Der Puls beginnt zu rasen, uns wird plötzlich warm, unsere Hände werden schwitzig, wir pressen die Lippen aufeinander, verengen die Augen und beginnen womöglich zu zittern: Sind wir wütend, reagiert nicht nur unser Geist, sondern auch unser Körper. Wut und Ärger sind ganz normale Emotionen, die jede und jeder von uns immer wieder verspürt. Emotionen, die wir, ganz allgemein betrachtet, erst einmal als negativ bewerten. Aber wie so häufig in der Welt der Gefühle hat auch die Wut wichtige Funktionen inne, die unser Sozialverhalten maßgeblich prägen.

Aber wie entsteht Wut eigentlich? Meist fühlen wir uns zunächst provoziert, sind gekränkt oder empört, manchmal auch irritiert oder überrumpelt, bevor die Wut in uns hochkocht. Bleiben wir in der Welt der Bilder, lässt sich die Wut gut mit einem inneren Vulkan vergleichen. Dieser brodelt vor sich hin, kocht ab und an hoch, schwappt über den Rand des Kraters – und bricht irgendwann aus. Ist dies der Fall, kommt es darauf an, wie wir auf den Vulkanausbruch reagieren. Schlucken wir unsere Wut hinunter, lassen wir ihr freien Lauf oder finden wir ein gutes Mittelmaß?

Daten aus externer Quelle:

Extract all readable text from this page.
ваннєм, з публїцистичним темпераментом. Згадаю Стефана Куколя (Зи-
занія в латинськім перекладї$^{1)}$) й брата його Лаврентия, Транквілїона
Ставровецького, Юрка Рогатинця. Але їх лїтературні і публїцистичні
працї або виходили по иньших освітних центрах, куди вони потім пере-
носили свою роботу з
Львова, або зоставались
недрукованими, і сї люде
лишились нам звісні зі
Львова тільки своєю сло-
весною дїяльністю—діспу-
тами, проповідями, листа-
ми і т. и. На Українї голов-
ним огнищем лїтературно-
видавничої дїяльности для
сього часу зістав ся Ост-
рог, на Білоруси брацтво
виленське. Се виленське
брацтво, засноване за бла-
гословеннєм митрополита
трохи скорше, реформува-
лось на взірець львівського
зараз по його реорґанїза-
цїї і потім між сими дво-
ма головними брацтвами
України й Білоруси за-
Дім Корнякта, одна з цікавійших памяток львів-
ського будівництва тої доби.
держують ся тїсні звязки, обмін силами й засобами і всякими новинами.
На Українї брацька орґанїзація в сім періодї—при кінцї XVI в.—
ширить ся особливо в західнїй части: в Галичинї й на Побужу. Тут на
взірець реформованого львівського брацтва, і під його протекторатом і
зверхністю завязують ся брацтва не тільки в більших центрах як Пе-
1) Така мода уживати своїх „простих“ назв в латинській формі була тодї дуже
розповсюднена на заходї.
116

Die Wut ist nicht nur unheimlich kraftvoll, sie ist zudem auch vielseitig und zeigt sich in fünf verschiedenen Formen: Frustration, impulsive Wut, selbstgerechter Zorn, unterdrückte Angst und als Gefühl der Ohnmacht. All diese Empfindungen sind laut Forschern in unserem Gehirn verankert, um uns vor Bedrohungen und Gefahren zu warnen. Ein kleiner historischer Exkurs verdeutlicht, wieso die Wut als Urinstinkt eine wichtige Rolle spielt: Anthropologen weisen der Wut einen wichtigen evolutionären Mechanismus zu. So ist überliefert, dass die sichtbaren Zeichen von Zorn dafür sorgten, dass Konflikte unserer Vorfahren nicht andauernd eskalierten. Wutanfälle, ein geröteter Kopf, verengte Augen und eine gewisse Schärfe in der Stimme wirkten (und wirken noch immer) abschreckend bis hin zu einschüchternd und entschärfen somit eine Auseinandersetzung. Forscher und Wissenschaftler attestieren der Wut aus diesem Grund eine Doppelfunktion, die innerhalb unseres Sozialgefüges einen wichtigen Platz innehat.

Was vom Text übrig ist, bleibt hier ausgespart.